Call for Papers for GenBench 2024: The second workshop on generalisation (benchmarking) in NLP
Workshop description
The ability to generalise well is often mentioned as one of the primary desiderata for models of natural language processing (NLP). Yet, there are still many open questions related to what it means for an NLP model to generalise well, and how generalisation should be evaluated. LLMs, trained on gigantic training corpora that are – at best – hard to analyse or not publicly available at all, bring a new set of challenges to the topic. The second GenBench workshop aims to serve as a cornerstone to catalyse research on generalisation in the NLP community. The workshop aims to bring together different expert communities to discuss challenging questions relating to generalisation in NLP, crowd-source challenging generalisation benchmarks for LLMs, and make progress on open questions related to generalisation.

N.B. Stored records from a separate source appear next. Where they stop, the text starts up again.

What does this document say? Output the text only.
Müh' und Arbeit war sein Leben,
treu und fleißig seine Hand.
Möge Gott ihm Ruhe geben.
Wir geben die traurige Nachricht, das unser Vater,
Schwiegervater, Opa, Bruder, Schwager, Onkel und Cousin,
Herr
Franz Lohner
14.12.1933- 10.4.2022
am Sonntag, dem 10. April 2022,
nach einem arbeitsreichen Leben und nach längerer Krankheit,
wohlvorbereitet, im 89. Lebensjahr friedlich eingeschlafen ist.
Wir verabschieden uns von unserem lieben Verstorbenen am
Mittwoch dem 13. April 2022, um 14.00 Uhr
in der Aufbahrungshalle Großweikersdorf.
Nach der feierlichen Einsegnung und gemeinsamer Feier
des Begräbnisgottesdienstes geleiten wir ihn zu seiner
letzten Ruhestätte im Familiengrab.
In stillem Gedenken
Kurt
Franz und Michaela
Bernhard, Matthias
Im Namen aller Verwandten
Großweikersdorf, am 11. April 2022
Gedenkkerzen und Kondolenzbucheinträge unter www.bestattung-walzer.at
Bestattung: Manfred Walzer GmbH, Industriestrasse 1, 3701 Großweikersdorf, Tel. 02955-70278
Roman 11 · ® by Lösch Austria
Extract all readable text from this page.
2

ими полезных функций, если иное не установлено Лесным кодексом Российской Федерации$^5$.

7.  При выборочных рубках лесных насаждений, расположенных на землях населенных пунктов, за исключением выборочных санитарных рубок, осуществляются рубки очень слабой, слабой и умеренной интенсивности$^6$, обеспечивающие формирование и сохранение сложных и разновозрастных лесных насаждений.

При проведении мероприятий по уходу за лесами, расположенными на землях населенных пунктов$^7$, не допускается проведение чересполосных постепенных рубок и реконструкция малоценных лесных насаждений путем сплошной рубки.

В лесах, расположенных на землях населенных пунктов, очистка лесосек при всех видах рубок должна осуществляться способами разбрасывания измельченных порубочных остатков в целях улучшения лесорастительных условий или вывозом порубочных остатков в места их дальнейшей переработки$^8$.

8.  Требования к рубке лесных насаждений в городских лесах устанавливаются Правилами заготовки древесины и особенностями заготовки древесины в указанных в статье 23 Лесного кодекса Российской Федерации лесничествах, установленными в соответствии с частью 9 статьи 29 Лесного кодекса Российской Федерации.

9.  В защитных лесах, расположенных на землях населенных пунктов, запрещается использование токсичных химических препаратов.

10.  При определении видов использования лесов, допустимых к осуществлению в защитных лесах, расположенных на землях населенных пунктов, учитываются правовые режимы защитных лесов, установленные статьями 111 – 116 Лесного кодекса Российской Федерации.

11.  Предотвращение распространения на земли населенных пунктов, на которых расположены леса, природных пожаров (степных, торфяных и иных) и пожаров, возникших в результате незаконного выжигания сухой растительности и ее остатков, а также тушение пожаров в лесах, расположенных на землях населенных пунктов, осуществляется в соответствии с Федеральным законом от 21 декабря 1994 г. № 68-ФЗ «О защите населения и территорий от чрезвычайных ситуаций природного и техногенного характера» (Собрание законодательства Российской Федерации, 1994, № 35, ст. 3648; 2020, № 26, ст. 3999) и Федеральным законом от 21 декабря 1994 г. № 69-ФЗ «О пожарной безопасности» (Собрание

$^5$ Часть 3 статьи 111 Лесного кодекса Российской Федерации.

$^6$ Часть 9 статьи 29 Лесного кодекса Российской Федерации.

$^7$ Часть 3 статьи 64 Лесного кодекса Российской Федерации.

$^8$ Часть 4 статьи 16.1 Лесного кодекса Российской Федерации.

Topics of interest include, but are not limited to:
- Opinion or position papers about generalisation and how it should be evaluated;
- Analyses of how existing or new models generalise;
- Empirical studies that propose new paradigms to evaluate generalisation;
- Meta-analyses that compare how results from different generalisation studies compare;
- Meta-analyses that study how different types of generalisation are related;
- Papers that discuss how generalisation of LLMs can be evaluated;
- Papers that discuss why generalisation is (not) important in the era of LLMs;
- Studies on the relationship between generalisation and fairness or robustness.
The second GenBench workshop on generalisation (benchmarking) in NLP will be co-located with EMNLP 2024.
Submission types
We call for two types of submissions: regular workshop submissions and collaborative benchmarking task submissions. The latter will consist of a data/task artefact and a companion paper motivating and evaluating the submission. In both cases, we accept archival papers and extended abstracts.
(1) Regular workshop submissions
Regular workshop submissions present papers on the topic of generalisation (see examples listed above). Regular workshop papers may be submitted as an archival paper, when they report on completed, original and unpublished research, or as a shorter extended abstract, otherwise. More details on this category can be found below.
If you are unsure whether a specific topic is well-suited for submission, feel free to reach out to the organisers of the workshop at genbench [at] googlegroups.com.
(2) Collaborative Benchmarking Task (CBT) submissions
The goal of this year's CBT is to generate versions of existing evaluation datasets for LLMs which, given a particular training corpus, have a larger distribution shift than the original test set, or – in other words – evaluate generalisation to a stronger degree than the original dataset.
For this particular challenge, we focus on three training corpora: C4, RedPajama-Data-1T, and Dolma. All three corpora are publicly available, and they can be searched via the What's in My Big Data API (https://github.com/allenai/wimbd). We will focus on three popular evaluation datasets: MMLU, HumanEval, and SiQA.
Submitters to the CBT are asked to design a way to assess distribution shift for one or more of these evaluation datasets, given particular features of the training corpus, and then generate one or more versions of the dataset that have a larger distribution shift according to this method. Newly generated sets do not have to have the same size as the original test set, but should have at least 200 examples.
Practically speaking, CBT submissions consist of:
- the data/task artefact, submitted through https://github.com/GenBench/genbench_cbt
- a paper describing the dataset and its method of construction, submitted through https://openreview.net/group?id=GenBench.org/2024/Workshop
We accept submissions that consider only one pretraining dataset and evaluation dataset, but encourage submitters to apply their suggested protocols to both pretraining datasets. We also suggest that submitters include model results for models trained on these datasets. Suggestions are provided on the CBT website: https://genbench.org/cbt. Given enough high-quality submissions, we aim to write a paper with the combined results, to which submitters can be co-authors, if they wish so. More detailed guidelines will be given on https://genbench.org/cbt.
Archival vs extended abstract
Archival papers are up to 8 pages excluding references and report on completed, original and unpublished research. They follow the requirements of regular EMNLP 2024 submissions. Accepted papers will be published in the workshop proceedings and are expected to be presented at the workshop. The papers will undergo double-blind peer review and should thus be anonymised. Extended abstracts can be up to 2 pages excluding references, and may report on work in progress or be cross-submissions of work that has already appeared in another venue. Abstract titles will be posted on the workshop website, but will not be included in the proceedings.
Submission instructions
For both archival papers and extended abstracts, we refer to the EMNLP 2024 website for paper templates and requirements. Additional requirements for both regular workshop papers and collaborative benchmarking task submissions can be found on our website.
All submissions can be submitted through OpenReview: https://openreview.net/group?id=GenBench.org/2024/Workshop.
Important dates (tentative, for the latest version see https://genbench.org/workshop)
- August 15, 2024 -- Paper submission deadline
- September 20, 2024 -- Notification deadline
- October 4, 2024 –- Camera-ready deadline
- November 15 or 16, 2024 -- Workshop
Note: all deadlines are 11:59PM UTC-12:00
Preprints
We do not have an anonymity deadline, preprints are allowed, both before the submission deadline as well as after.